Né può ritenersi valido un consenso putativo, come pure richiede il ricorrente nel ricorso per cassazione (art. 59, comma 4 cod. pen.): "L’esimente putativa del consenso dell’avente diritto non è configurabile nel delitto di violenza sessuale, in quanto la mancanza del consenso costituisce requisito esplicito della fattispecie e l’errore sul dissenso si sostanzia, pertanto, in un errore inescusabile sulla legge penale. (Fattispecie in cui l’imputato aveva desunto dal ritorno del coniuge nella casa familiare anche la sua volontà di riprendere le loro relazioni intime)" (Sez. 3, n. 2400 del 05/10/2017 - dep. 22/01/2018, S, Rv. 27207401; vedi anche Sez. 3, n. 37166 del 18/05/2016 - dep. 07/09/2016, B e altri, Rv. 26831101).

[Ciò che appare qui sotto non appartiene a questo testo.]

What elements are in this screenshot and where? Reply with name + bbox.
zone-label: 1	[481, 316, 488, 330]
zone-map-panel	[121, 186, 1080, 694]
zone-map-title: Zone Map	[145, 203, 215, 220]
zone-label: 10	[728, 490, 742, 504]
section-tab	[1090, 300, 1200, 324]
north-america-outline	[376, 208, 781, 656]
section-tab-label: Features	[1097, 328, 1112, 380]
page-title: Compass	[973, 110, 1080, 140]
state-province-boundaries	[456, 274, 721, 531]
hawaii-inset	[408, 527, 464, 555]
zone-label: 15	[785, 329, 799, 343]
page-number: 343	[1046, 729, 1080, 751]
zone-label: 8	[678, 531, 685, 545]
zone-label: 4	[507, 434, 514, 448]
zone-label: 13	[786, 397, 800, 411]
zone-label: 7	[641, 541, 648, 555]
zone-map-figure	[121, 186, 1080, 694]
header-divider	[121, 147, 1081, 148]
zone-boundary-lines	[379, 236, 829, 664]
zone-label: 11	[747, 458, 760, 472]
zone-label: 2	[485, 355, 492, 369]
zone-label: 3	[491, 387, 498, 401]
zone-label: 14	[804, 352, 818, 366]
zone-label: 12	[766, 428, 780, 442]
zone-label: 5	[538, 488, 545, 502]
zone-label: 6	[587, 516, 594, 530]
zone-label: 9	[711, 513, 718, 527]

4.3. Può conseguentemente affermarsi il seguente principio di diritto: "Ai fini della sussistenza dell’elemento soggettivo del reato di violenza sessuale, è sufficiente che l’agente abbia la consapevolezza del fatto che non sia stato chiaramente manifestato il consenso da parte del soggetto passivo al compimento degli atti sessuali a suo carico; ne consegue che è irrilevante l’eventuale errore sull’espressione del dissenso, anche ove questo non sia stato esplicitato, in considerazione dell’errore della vittima sulla posizione personale dell’imputato che era stato scambiato per un infermiere mentre era un operatore socio sanitario, non autorizzato ad effettuare la pratica medica di palpeggiamento del seno della paziente. Per la configurabilità dell’ipotesi di cui all’art. 609 bis, comma 2, n. 2, cod. pen. non è inoltre necessaria una condotta attiva, che concorra ad originare l’errore altrui, ma è sufficiente profittare dell’errore altrui (anche se non direttamente cagionato) in quanto il soggetto è conscio dell’assenza del consenso della vittima, o del consenso viziato, dalla falsa rappresentazione della persona offesa sulle qualità professionali dell’agente".
Alla dichiarazione di inammissibilità consegue il pagamento in favore della cassa delle ammende della somma di Euro 2.000,00, e delle spese del procedimento, ex art. 616 cod. proc. pen..

P.Q.M.

Dichiara inammissibile il ricorso e condanna il ricorrente al pagamento delle spese processuali e della somma di Euro 2.000,00 in favore della Cassa delle ammende, nonché alla refusione delle spese sostenute dalle parti civili B.G. e USL Bologna che liquida per ognuna di esse nell’importo di Euro 3.500,00 oltre IVA e CAP.
In caso di diffusione del presente provvedimento omettere le generalità e gli altri dati significativi, a norma dell’art. 52 del d.lgs. 196/03 in quanto imposto dalla legge.